Keluarga Berencana dan Kesehatan Reproduksi, itulah hal yang menjadi perbincangan utama dalam ICIFPRH 2019. Pasalnya, masalah – masalah mengenai keluarga berencana dan kesehatan reproduksi tak hanya dipicu oleh Kurangnya pengetahuan masyarakat dan kurang optimalnya peran pemerintah. Namun, perspektif budaya dan agama yang sempit pun juga memberikan pengaruh yang besar terhadap masalah ini. Di era digital seperti sekarang ini, hadirnya program keluarga berencana dan kesehatan reproduksi diharapkan dapat berkontribusi dalam pengurangan angka kematian ibu dan peningkatan kesejahteraan keluarga, karena sejak sistem desentralisasi diterapkan pada tahun 2001, perkembangan program KB mengalami penurunan. Maka dari itu, hadirlah ICIFPRH 2019 sebagai konferensi keluarga berencana internasional pertama yang dilaksanakan di Indonesia tepatnya di Kota Yogyakarta. Lebih dari 800 orang muda, peneliti, doktor, ob-gyns, pemangku kepentingan pemerintah, dan aktivis datang dalam acara ini secara bersama – sama untuk membicarakan berbagai gagasan, pemikiran, praktik lapangan, dan kebijakan – kebijakan baik itu pada tingkat nasional maupun internasional untuk meningkatkan pengembangan program keluarga berencana dan kesehatan reproduksi di Indonesia.
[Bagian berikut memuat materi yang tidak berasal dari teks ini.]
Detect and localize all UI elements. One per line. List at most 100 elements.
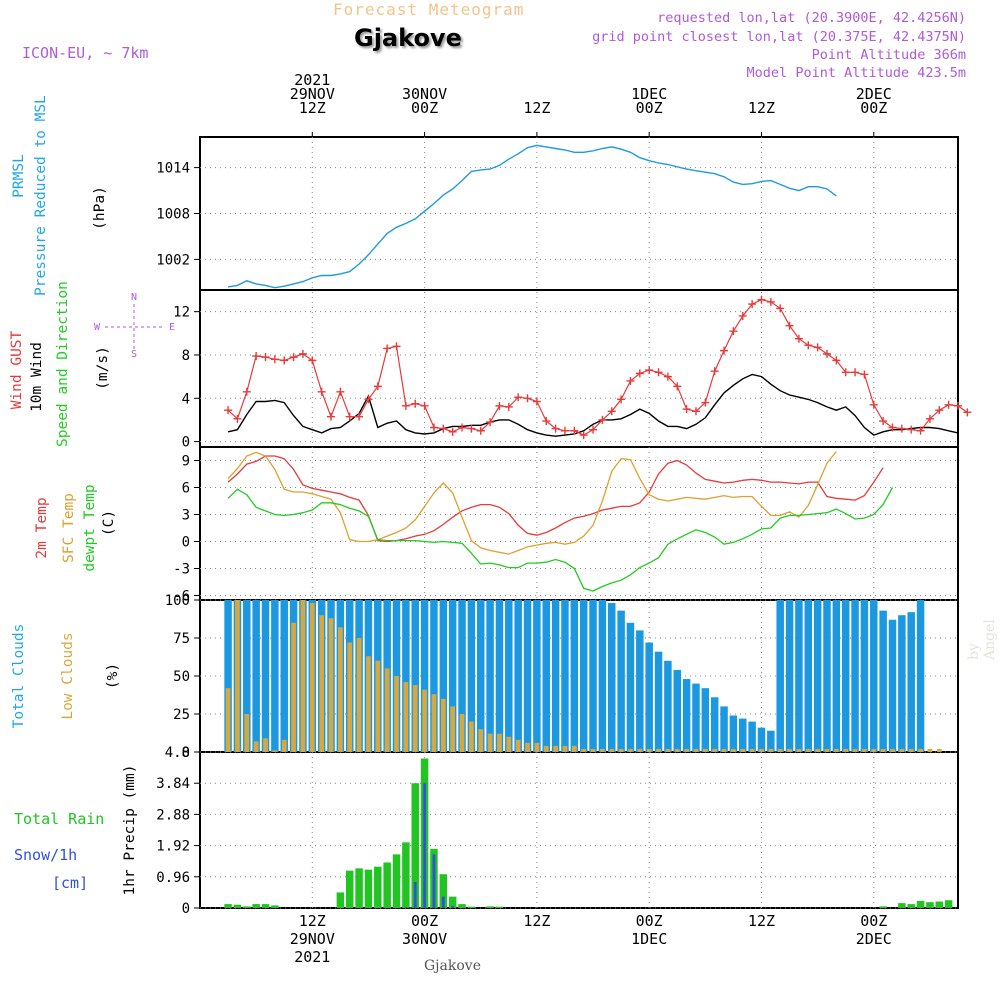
- low-cloud-bar: [721, 748, 727, 752]
- gust-marker: [635, 369, 644, 378]
- low-cloud-bar: [543, 745, 549, 752]
- total-cloud-bar: [224, 600, 232, 752]
- gust-marker: [355, 412, 364, 421]
- y-tick-label: 1014: [156, 161, 190, 177]
- low-cloud-bar: [571, 745, 577, 752]
- requested-coords: requested lon,lat (20.3900E, 42.4256N): [657, 10, 966, 26]
- y-tick-label: 2.88: [156, 807, 190, 823]
- y-tick-label: 25: [173, 707, 190, 723]
- total-cloud-bar: [617, 610, 625, 752]
- low-cloud-bar: [759, 748, 764, 752]
- bottom-time-label: 12Z: [748, 912, 775, 930]
- total-cloud-bar: [448, 600, 457, 752]
- gust-marker: [270, 355, 279, 364]
- top-time-label: 29NOV: [290, 85, 335, 103]
- gust-marker: [411, 399, 420, 408]
- total-cloud-bar: [823, 600, 831, 752]
- snow-bar: [413, 882, 417, 908]
- bottom-time-label: 29NOV: [290, 930, 335, 948]
- gust-marker: [420, 401, 429, 410]
- gust-marker: [701, 398, 710, 407]
- total-cloud-bar: [673, 669, 682, 752]
- y-tick-label: 1.92: [156, 839, 190, 855]
- gust-marker: [954, 401, 962, 410]
- bottom-time-label: 00Z: [636, 912, 663, 930]
- gust-marker: [626, 376, 635, 385]
- gust-marker: [645, 366, 654, 375]
- low-cloud-bar: [375, 660, 381, 752]
- low-cloud-bar: [412, 685, 418, 752]
- low-cloud-bar: [740, 748, 746, 752]
- gust-marker: [710, 367, 719, 376]
- total-cloud-bar: [420, 600, 429, 752]
- rain-bar: [916, 900, 925, 908]
- total-cloud-bar: [533, 600, 541, 752]
- total-cloud-bar: [851, 600, 859, 752]
- y-tick-label: 0: [182, 435, 190, 451]
- series-sfc-temp: [227, 451, 837, 555]
- total-cloud-bar: [739, 718, 747, 752]
- top-time-label: 00Z: [636, 99, 663, 117]
- compass-cross: [105, 304, 164, 351]
- gust-marker: [617, 395, 626, 404]
- y-tick-label: 75: [173, 631, 190, 647]
- rain-bar: [907, 904, 915, 908]
- rain-bar: [345, 870, 354, 908]
- low-cloud-bar: [899, 748, 905, 752]
- gust-marker: [691, 407, 700, 416]
- gust-marker: [532, 397, 541, 406]
- gust-marker: [748, 300, 757, 309]
- low-cloud-bar: [506, 736, 512, 752]
- gust-marker: [598, 415, 607, 424]
- top-time-label: 2DEC: [856, 85, 892, 103]
- label-total-rain: Total Rain: [14, 810, 105, 828]
- total-cloud-bar: [664, 660, 672, 752]
- low-cloud-bar: [637, 748, 643, 752]
- gust-marker: [570, 426, 579, 435]
- low-cloud-bar: [824, 748, 830, 752]
- gust-marker: [663, 372, 672, 381]
- snow-bar: [423, 783, 426, 908]
- total-cloud-bar: [430, 600, 438, 752]
- total-cloud-bar: [757, 727, 766, 752]
- gust-marker: [766, 297, 775, 306]
- low-cloud-bar: [403, 682, 409, 752]
- rain-bar: [224, 904, 232, 908]
- low-cloud-bar: [600, 748, 605, 752]
- bottom-time-label: 12Z: [523, 912, 550, 930]
- total-cloud-bar: [710, 697, 719, 752]
- total-cloud-bar: [898, 615, 906, 752]
- low-cloud-bar: [890, 748, 895, 752]
- y-tick-label: 1008: [156, 207, 190, 223]
- gust-marker: [383, 344, 392, 353]
- low-cloud-bar: [581, 748, 587, 752]
- total-cloud-bar: [589, 600, 597, 752]
- total-cloud-bar: [570, 600, 579, 752]
- gust-marker: [429, 423, 438, 432]
- total-cloud-bar: [439, 600, 448, 752]
- gust-marker: [233, 414, 242, 423]
- bottom-time-label: 00Z: [860, 912, 887, 930]
- gust-marker: [673, 382, 682, 391]
- low-cloud-bar: [665, 748, 671, 752]
- low-cloud-bar: [478, 729, 484, 752]
- top-time-label: 00Z: [860, 99, 887, 117]
- gust-marker: [439, 424, 448, 433]
- gust-marker: [467, 424, 476, 433]
- gust-marker: [523, 394, 532, 403]
- total-cloud-bar: [243, 600, 251, 752]
- low-cloud-bar: [805, 748, 811, 752]
- low-cloud-bar: [338, 627, 343, 752]
- low-cloud-bar: [871, 748, 877, 752]
- total-cloud-bar: [542, 600, 550, 752]
- low-cloud-bar: [777, 748, 783, 752]
- y-tick-label: 1002: [156, 252, 190, 268]
- total-cloud-bar: [748, 721, 756, 752]
- bottom-time-label: 2021: [294, 948, 330, 966]
- low-cloud-bar: [440, 698, 446, 752]
- gust-marker: [458, 423, 467, 432]
- compass-e: E: [169, 322, 175, 333]
- gust-marker: [289, 353, 298, 362]
- grid-point-coords: grid point closest lon,lat (20.375E, 42.…: [592, 29, 966, 45]
- low-cloud-bar: [609, 748, 615, 752]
Konferensi yang dikoordinatori oleh Siswanto Agus Wilopo ini, sebelum resmi dibuka diawali dengan kegiatan Pre-Conference yang menghasilkan rekomendasi sebagai dasar pengambilan kebijakan dalam me-rebranding gerakan KB. Sedangkan pada Main Conference terdiri dari beberapa sesi meliputi Plenary Sessions, Parallel Sessions, Satellite Sessions, dan diakhiri dengan Open Debate. Dalam konferensi ini juga dibahas mengenai Dance4Life yang merupakan salah satu program dari Rutgers WPF Indonesia yang berfokus pada pendidikan komprehensif akan isu hak kesehatan seksual dan reproduksi. Sehingga perwakilan dari Champion4life dan Agent4change dari Dance4Life KISARA PKBI Bali berkesempatan untuk hadir dalam konferensi ini.
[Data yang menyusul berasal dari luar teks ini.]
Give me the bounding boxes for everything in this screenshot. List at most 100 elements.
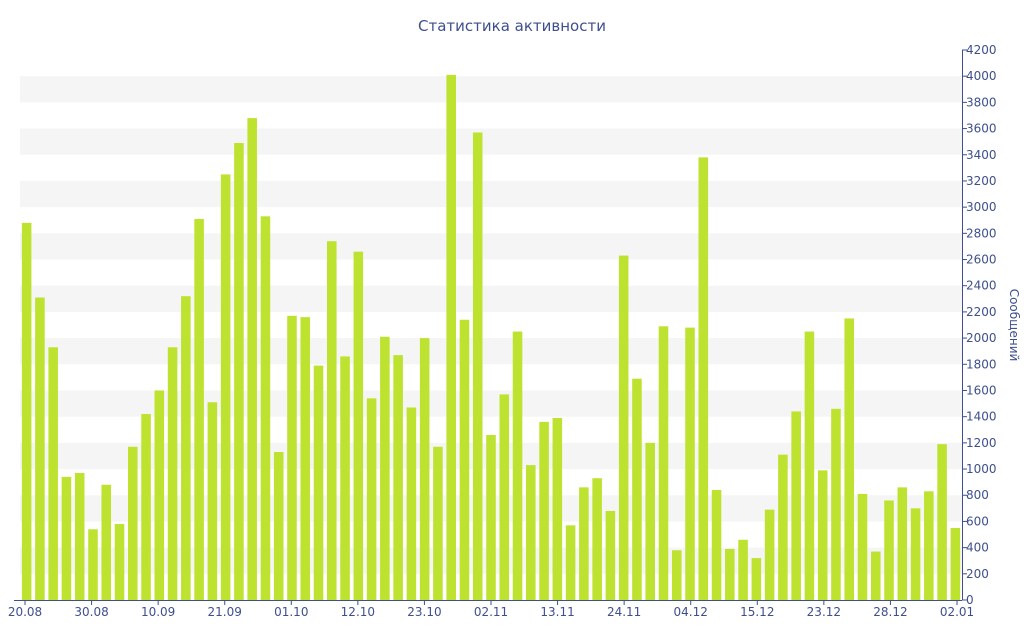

Sebuah kebanggaan bagi KISARA PKBI Bali berkesempatan untuk hadir dan berpartisipasi dalam acara ini. Sebagai LSM yang peduli akan isu – isu remaja, tentunya sangatlah penting untuk mengetahui inovasi – inovasi dan perkembangan terbaru terkait isu remaja untuk dapat menyampaikan informasi yang relevan kepada masyarakat serta dapat memberikan pelayanan yang lebih komprehensif. Ni Luh Eka Purni Astiti, ia yang merupakan salah satu relawan KISARA PKBI Bali dan juga Koordinator GUSO (Get Up Speak Out) dalam bidang Youth Representative berkesempatan untuk menjadi pembicara dalam Plenary Sessions. Ia menyampaikan tentang bagaimana GUSO sebagai program dari Rutgers WPF Indonesia berusaha untuk mengisi kurangnya informasi dan layanan seksualitas serta kesehatan reproduksi bagi remaja. Yang tidak kalah pentingnya yaitu bagaimana GUSO dapat memberikan ruang bagi remaja untuk bersuara dan mengklaim haknya akan kesehatan seksual dan reproduksi.
Nah, Sahabat Kisara. Hasil konferensi yang melibatkan sekitar 800 peserta dari 13 negara ini nantinya akan dijadikan rekomendasi dalam pelaksanaan kegiatan KB dan kebutuhan perempuan maupun laki – laki, sebagai upaya dalam pengurangan angka kematian ibu dan peningkatan kesejahteraan keluarga. Orang muda berharap apa yang mereka rekomendasikan dapat dipertimbangkan oleh pemerintah dalam setiap pengambilan kebijakan khususnya mengenai keluarga berencana dan kesehatan reproduksi.